"I think our home was on the plantation. We lived in a cabin and there must have been at least six or eight cabins.

"Uncle Simon, who boarded with me in later years, was a kind of overseer. Whenever he told his master the slaves did something wrong, the slaves were whipped, and Uncle Simon was whipped, too. I asked him why he should be whipped, he hadn't done anything wrong. But Uncle Simon said he guessed he needed it anyway.

"I think there was a jail on the plantation, because Mamma said if the slaves weren't in at a certain hour at night, the watchman would lock them up if he found them out after hours without a pass.

"Uncle Simon used to tell me slaves were not allowed to read and write. If you ever got caught reading or writing, the white folks would punish you. Uncle Simon said they were beaten with a leather strap cut into strips at the end.

"I think the colored folks had a church, because Mamma was always a Baptist. Only colored people went to the church.

"Mamma used to sing a song:

"Don't you remember the promise that you made,
To my old dying mother's request?
That I never should be sold,
Not for silver or for gold.
While the sun rose from the East to the West?
"And it hadn't been a year,
The grass had not grown over her grave.
I was advertised for sale.
And I would have been in jail,
If I had not crossed the deep, dancing waves.
"I'm upon the Northern banks
And beneath the Lion's paw,
And he'll growl if you come near the shore.

"The slaves left the plantation because they were sold and their children were sold. Sometimes their masters were mean and cranky.

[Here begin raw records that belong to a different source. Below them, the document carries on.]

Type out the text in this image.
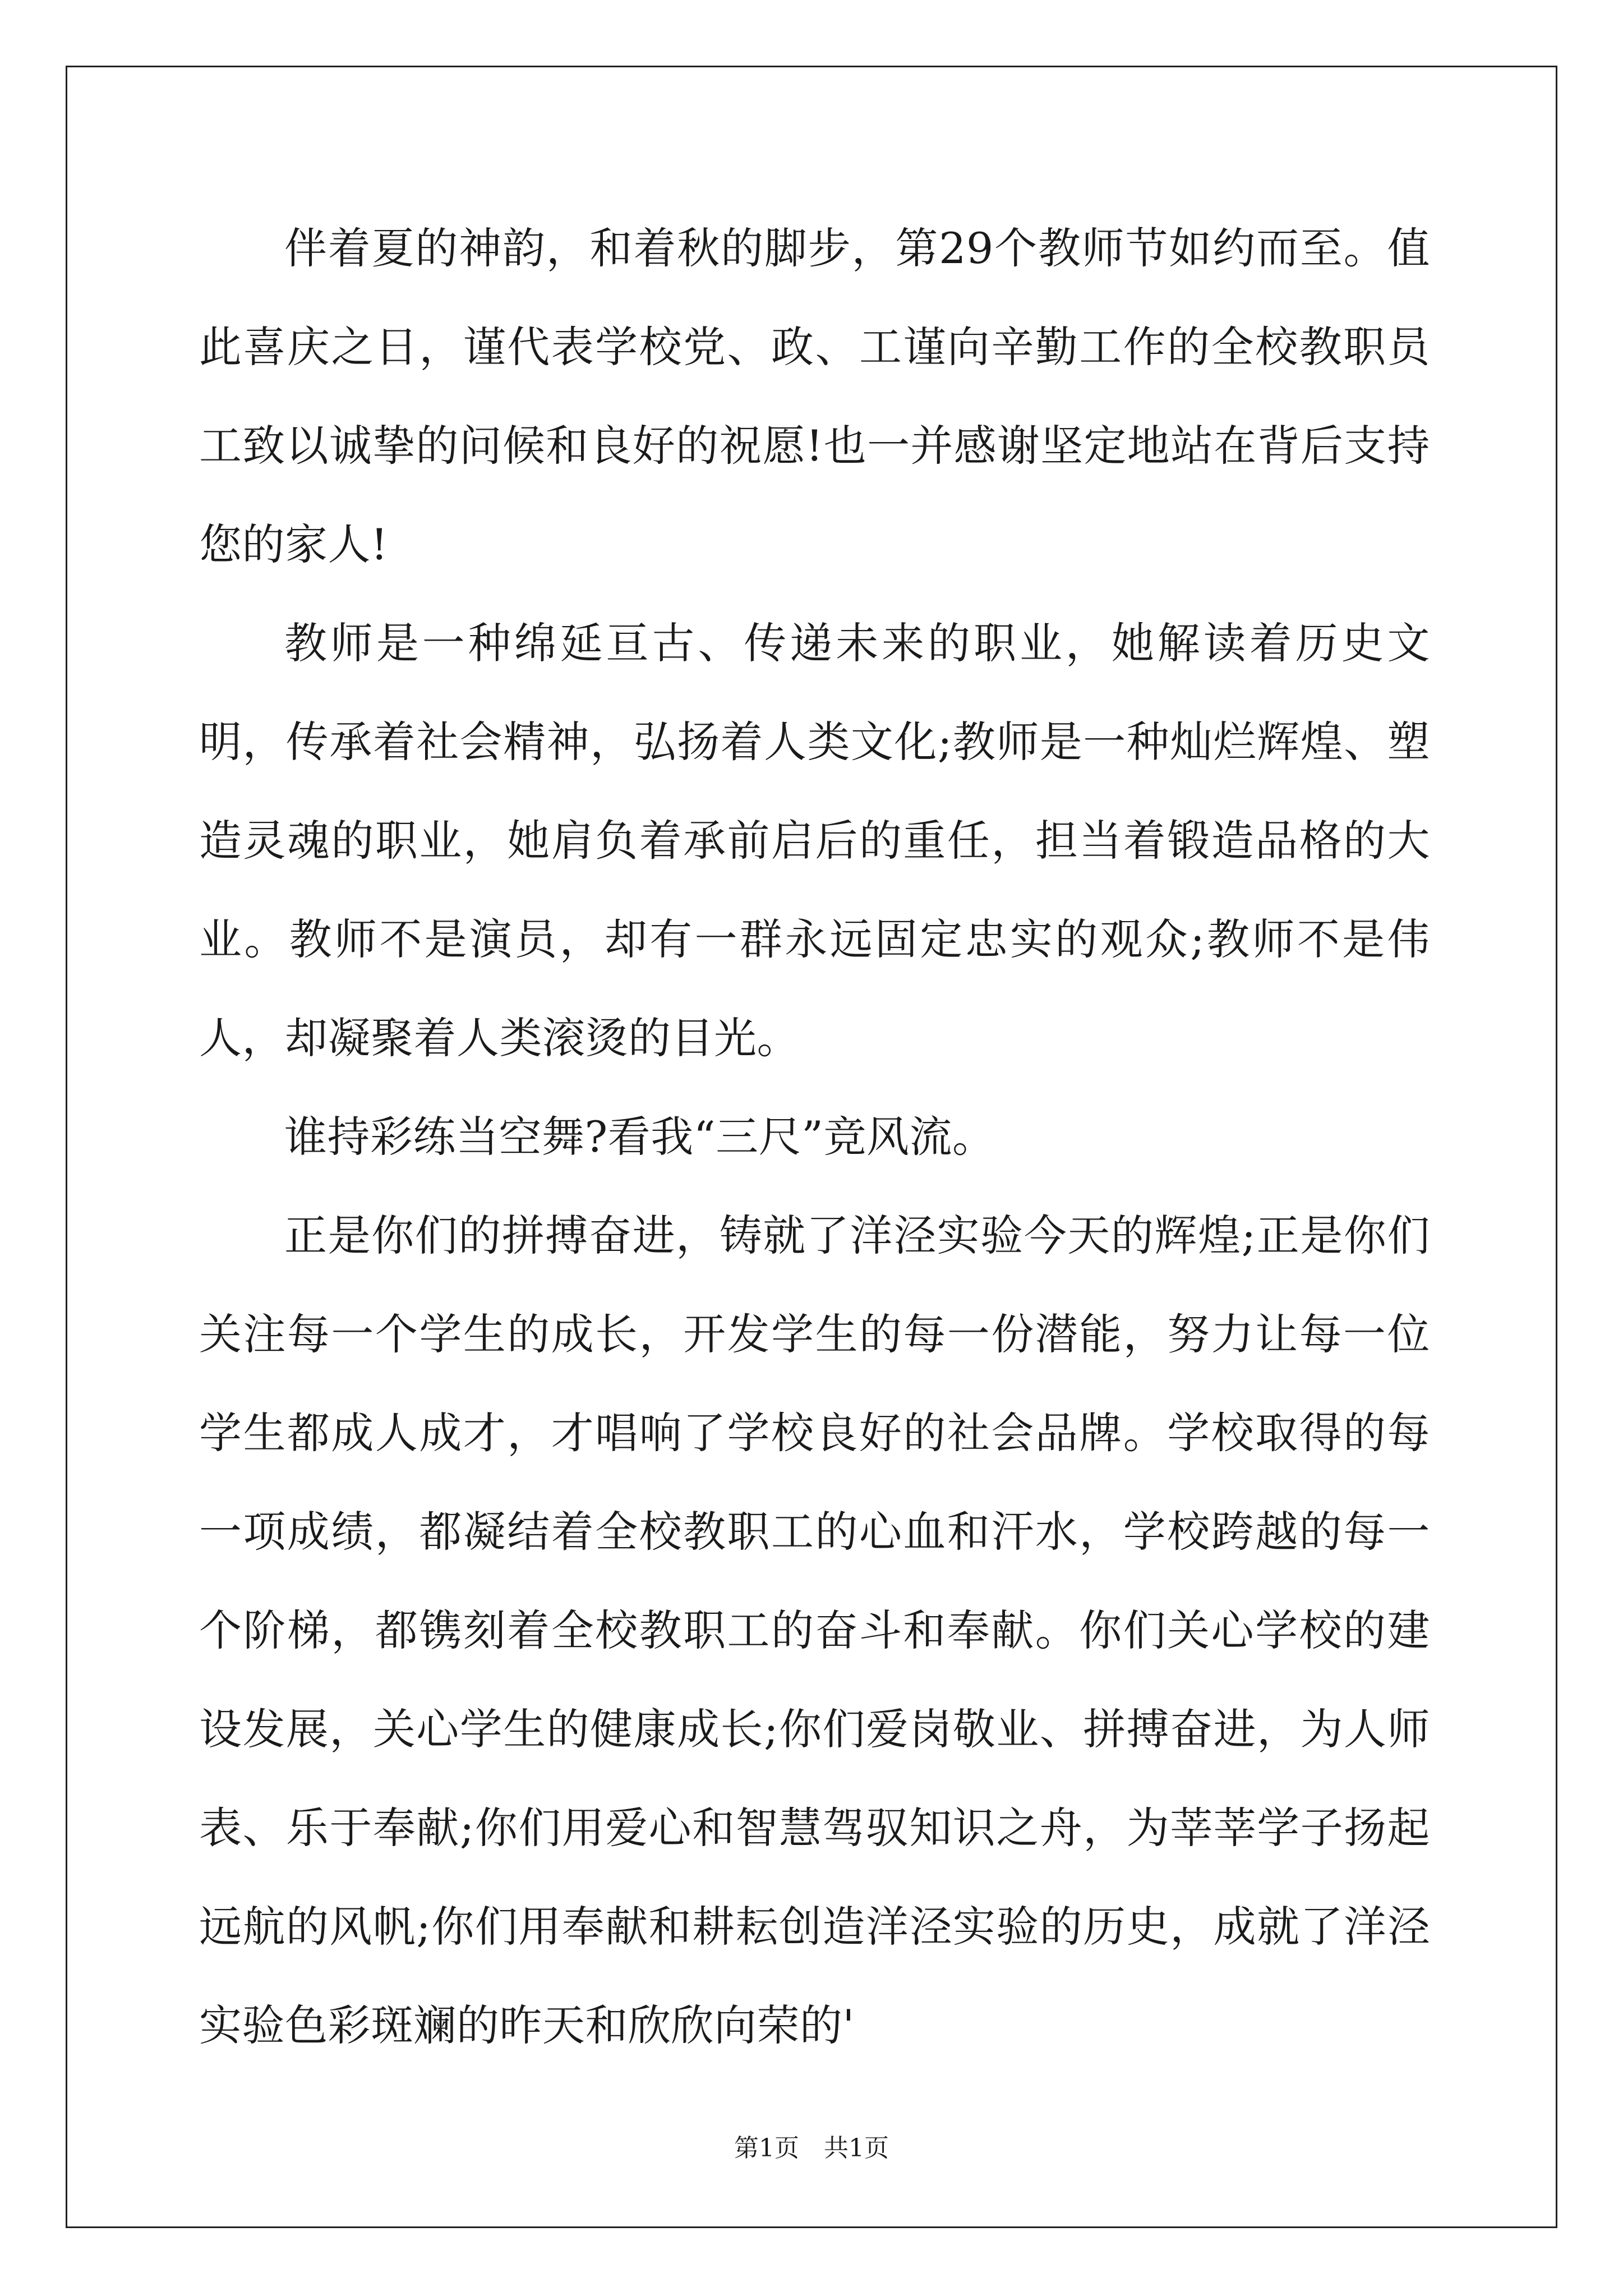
伴着夏的神韵，和着秋的脚步，第29个教师节如约而至。值此喜庆之日，谨代表学校党、政、工谨向辛勤工作的全校教职员工致以诚挚的问候和良好的祝愿!也一并感谢坚定地站在背后支持您的家人!

教师是一种绵延亘古、传递未来的职业，她解读着历史文明，传承着社会精神，弘扬着人类文化;教师是一种灿烂辉煌、塑造灵魂的职业，她肩负着承前启后的重任，担当着锻造品格的大业。教师不是演员，却有一群永远固定忠实的观众;教师不是伟人，却凝聚着人类滚烫的目光。

谁持彩练当空舞?看我“三尺”竞风流。

正是你们的拼搏奋进，铸就了洋泾实验今天的辉煌;正是你们关注每一个学生的成长，开发学生的每一份潜能，努力让每一位学生都成人成才，才唱响了学校良好的社会品牌。学校取得的每一项成绩，都凝结着全校教职工的心血和汗水，学校跨越的每一个阶梯，都镌刻着全校教职工的奋斗和奉献。你们关心学校的建设发展，关心学生的健康成长;你们爱岗敬业、拼搏奋进，为人师表、乐于奉献;你们用爱心和智慧驾驭知识之舟，为莘莘学子扬起远航的风帆;你们用奉献和耕耘创造洋泾实验的历史，成就了洋泾实验色彩斑斓的昨天和欣欣向荣的'

第1页 共1页
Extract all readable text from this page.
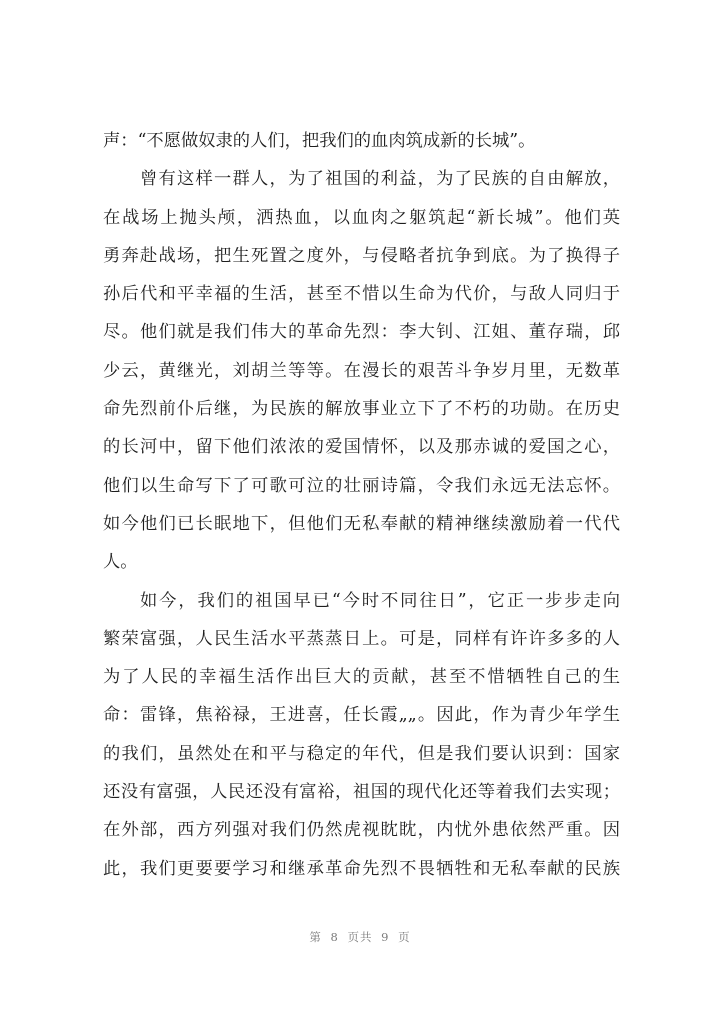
声：“不愿做奴隶的人们，把我们的血肉筑成新的长城”。
曾有这样一群人，为了祖国的利益，为了民族的自由解放，
在战场上抛头颅，洒热血，以血肉之躯筑起“新长城”。他们英
勇奔赴战场，把生死置之度外，与侵略者抗争到底。为了换得子
孙后代和平幸福的生活，甚至不惜以生命为代价，与敌人同归于
尽。他们就是我们伟大的革命先烈：李大钊、江姐、董存瑞，邱
少云，黄继光，刘胡兰等等。在漫长的艰苦斗争岁月里，无数革
命先烈前仆后继，为民族的解放事业立下了不朽的功勋。在历史
的长河中，留下他们浓浓的爱国情怀，以及那赤诚的爱国之心，
他们以生命写下了可歌可泣的壮丽诗篇，令我们永远无法忘怀。
如今他们已长眠地下，但他们无私奉献的精神继续激励着一代代
人。
如今，我们的祖国早已“今时不同往日”，它正一步步走向
繁荣富强，人民生活水平蒸蒸日上。可是，同样有许许多多的人
为了人民的幸福生活作出巨大的贡献，甚至不惜牺牲自己的生
命：雷锋，焦裕禄，王进喜，任长霞„„。因此，作为青少年学生
的我们，虽然处在和平与稳定的年代，但是我们要认识到：国家
还没有富强，人民还没有富裕，祖国的现代化还等着我们去实现；
在外部，西方列强对我们仍然虎视眈眈，内忧外患依然严重。因
此，我们更要要学习和继承革命先烈不畏牺牲和无私奉献的民族
第 8 页共 9 页
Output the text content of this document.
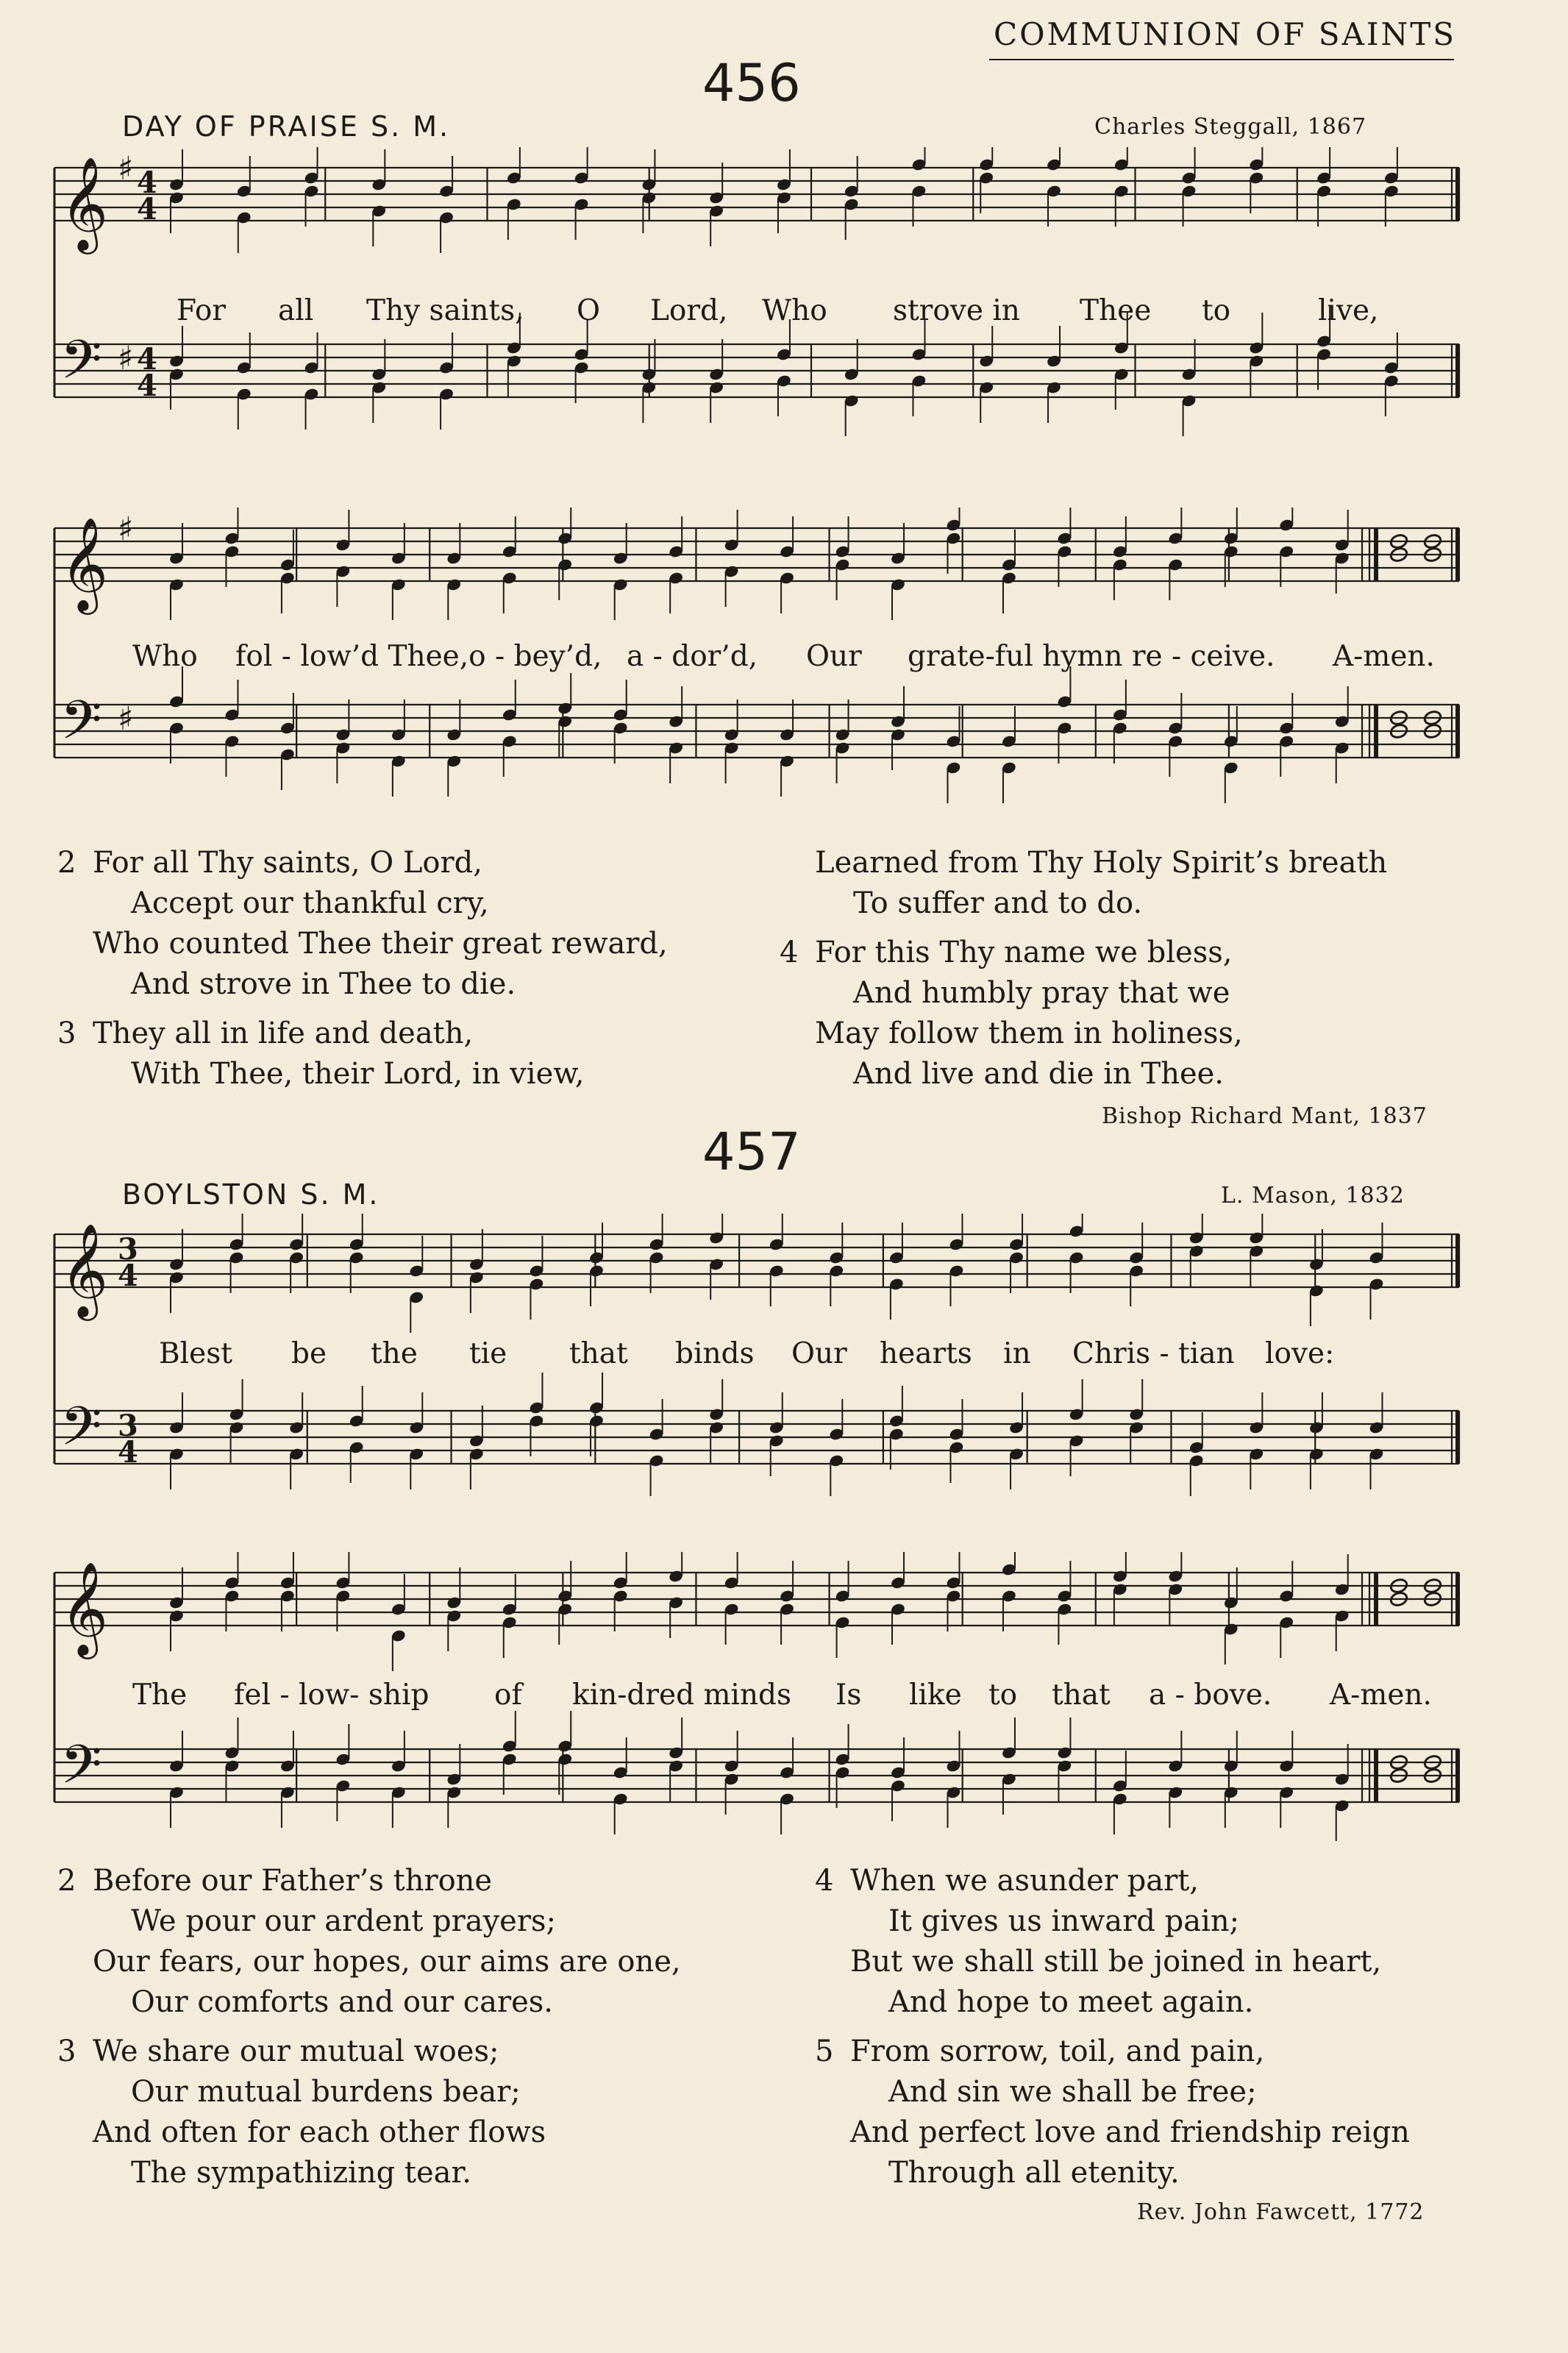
COMMUNION OF SAINTS
456
DAY OF PRAISE S. M.	Charles Steggall, 1867
𝄞
𝄢
♯
♯
4
4
4
4
For all Thy saints, O Lord, Who strove in Thee to	live,
𝄞
𝄢
♯
♯
Who fol - low’d Thee,o - bey’d, a - dor’d, Our grate-ful hymn re - ceive. A-men.
2 For all Thy saints, O Lord,
Accept our thankful cry,
Who counted Thee their great reward,
And strove in Thee to die.
3 They all in life and death,
With Thee, their Lord, in view,
Learned from Thy Holy Spirit’s breath
To suffer and to do.
4 For this Thy name we bless,
And humbly pray that we
May follow them in holiness,
And live and die in Thee.
Bishop Richard Mant, 1837
457
BOYLSTON S. M.	L. Mason, 1832
𝄞
𝄢
3
4
3
4
Blest be the tie that binds Our hearts in Chris - tian love:
𝄞
𝄢
The fel - low- ship of kin-dred minds Is like to that a - bove. A-men.
2 Before our Father’s throne
We pour our ardent prayers;
Our fears, our hopes, our aims are one,
Our comforts and our cares.
3 We share our mutual woes;
Our mutual burdens bear;
And often for each other flows
The sympathizing tear.
4 When we asunder part,
It gives us inward pain;
But we shall still be joined in heart,
And hope to meet again.
5 From sorrow, toil, and pain,
And sin we shall be free;
And perfect love and friendship reign
Through all etenity.
Rev. John Fawcett, 1772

"The slaves used to get together in their cabins and tell one another the news in the evening. They visited, the same as anybody else. Evenings, Mamma did the washing and ironing and cooked for my father.

"When the slaves got sick, the other slaves generally looked after them. They had white doctors, who took care of the families, and they looked after the slaves, too, but the slaves looked after each other when they got sick.